Best consumed within 18 months from the date of bottling.
Why does olive oil get cloudy and thick?
Probably at some point you’ve seen some white lumps in the olive oil you store at home, but you know why?
If you’re a long time olive oil user then it’s possible that at some point you’ve noticed white crystals in the olive oil you keep at home. But do you know what they are and why they are there?
To explain, let’s start by comparing the freezing process of olive oil and water:
Water is a homogeneous liquid made entirely of H2O (hydrogen and oxygen) molecules. Since it’s made of one type of molecule, all of its particles freeze at the same temperature: 0ºC (32º fahrenheit). As the temperature lowers, the movement of the water molecules becomes slower until the water reaches freezing temperature at 0ºC, at this point the molecules stop moving and the water freezes and becomes solid: ice.

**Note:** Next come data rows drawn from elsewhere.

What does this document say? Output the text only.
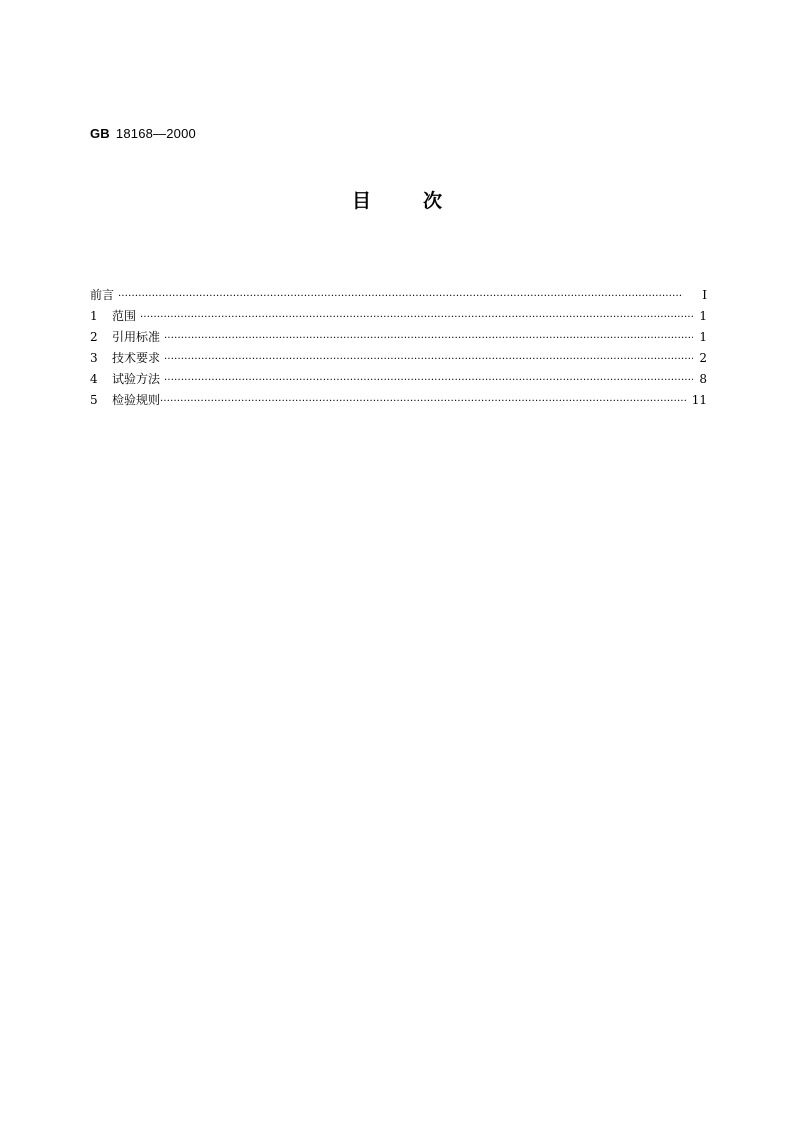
GB 18168—2000
目	次
前言 ·····	I
1	范围 ·····	1
2	引用标准 ·····	1
3	技术要求 ·····	2
4	试验方法 ·····	8
5	检验规则 ·····	11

A similar process takes places with olive oil, but olive oil is not a homogeneous liquid like water is. The difference is that olive oil is made of a few different molecules, called triglycerides, and each has its own freezing temperature. The freezing point of these different molecules ranges between 0ºC and 15ºC depending on the fatty acid composition. The colder the olive oil gets, the greater the number of molecules that will start solidifying. Cold temperatures is the reason some white crystals may appear in your bottle of olive oil, especially during winter months.

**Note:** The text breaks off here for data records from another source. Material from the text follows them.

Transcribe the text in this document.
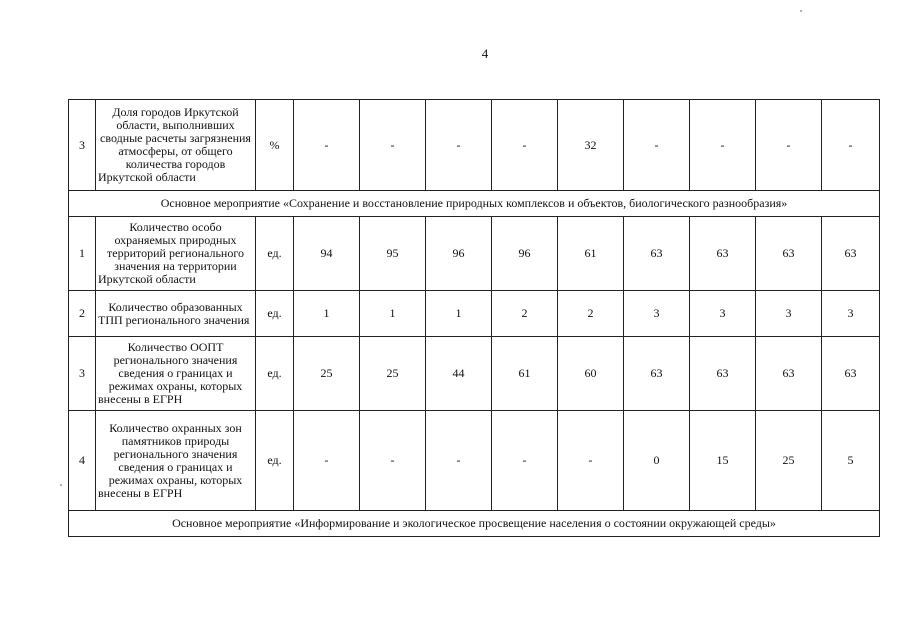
4
3	Доля городов Иркутской области, выполнивших сводные расчеты загрязнения атмосферы, от общего количества городов Иркутской области	%	-	-	-	-	32	-	-	-	-
Основное мероприятие «Сохранение и восстановление природных комплексов и объектов, биологического разнообразия»											
1	Количество особо охраняемых природных территорий регионального значения на территории Иркутской области	ед.	94	95	96	96	61	63	63	63	63
2	Количество образованных ТПП регионального значения	ед.	1	1	1	2	2	3	3	3	3
3	Количество ООПТ регионального значения сведения о границах и режимах охраны, которых внесены в ЕГРН	ед.	25	25	44	61	60	63	63	63	63
4	Количество охранных зон памятников природы регионального значения сведения о границах и режимах охраны, которых внесены в ЕГРН	ед.	-	-	-	-	-	0	15	25	5
Основное мероприятие «Информирование и экологическое просвещение населения о состоянии окружающей среды»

Does that mean the olive oil is not good to use?
Not at all! The olive is perfectly fine without causing any nutrient loss. The freezing process is perfectly natural and has no impact on the quality of the olive oil.
In colder homes and countries in the Europe, olive oil can freeze under normal conditions, especially during the winter. In these cases, don’t worry and just remember that it’s actually better to store olive oil at a cold temperature. Cold temperatures prevent degradation of the olive oil., be sure to store your olive oil in the coldest place in your kitchen or pantry, to keep it as fresh as the first day you got it.